While eyes were fixed on Damac’s midfield engine room—where Morlaye Sylla dictated play with 64 accurate passes—Al-Najma was weaving a completely different story in the spaces others ignored. Logic dictates that a team holding 57% possession with an 86% pass accuracy should control the match's rhythm, but the reality on the pitch revealed a "Najma" side that didn't need the ball as much as it needed to win the jump.
The hidden story of this encounter isn't found in the goals of Valentin Vada or Yakou Méïté, but in Al-Najma’s overwhelming superiority in the air and out wide. Al-Najma’s players launched 30 crosses with an impressive 30% accuracy—nearly double Damac’s output. This transformed every ball leaving Gonçalo Rodrigues’s foot into an emergency for the top-flight defense.
Felippe Cardoso was not merely a striker who happened to score; he was a physical "hub" that disrupted Damac’s defensive organization by winning 9 total duels.
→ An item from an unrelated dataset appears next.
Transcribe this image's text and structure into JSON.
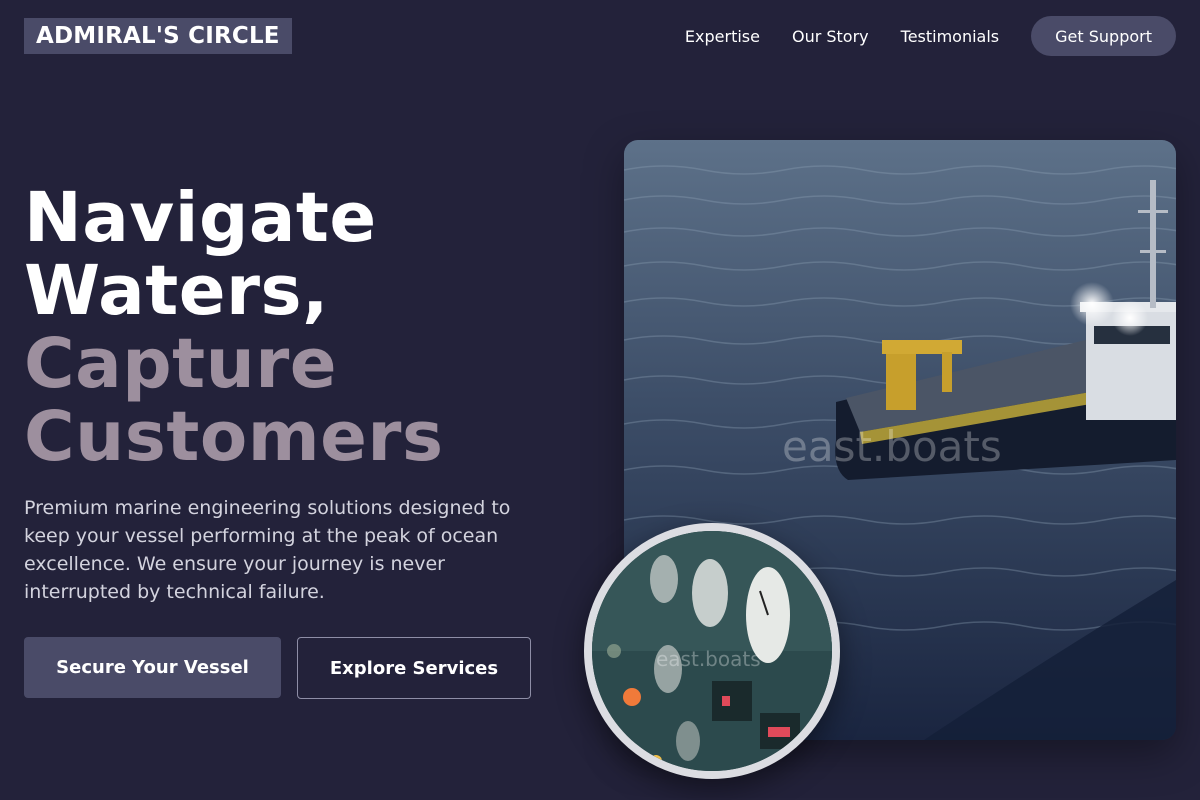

This physical dominance was reflected in the data, with Al-Najma winning 55% of aerial battles. This made Damac’s possession look fragile against a team that exploited set pieces and crosses with sharp intelligence, turning a technical deficit in short passing into a qualitative advantage in long balls, where they reached 51% accuracy.
Despite a perfect 10.0 performance from Valentin Vada—who provided both a goal and an assist—Al-Najma’s defense, anchored by Samir Caetano (8 duels won, 6 clearances), proved that resilience doesn't require ownership of the ball. The match ended as a reminder that "big data" can be misleading; while Damac was busy passing, Al-Najma was winning the small, gritty wars that actually decide big games.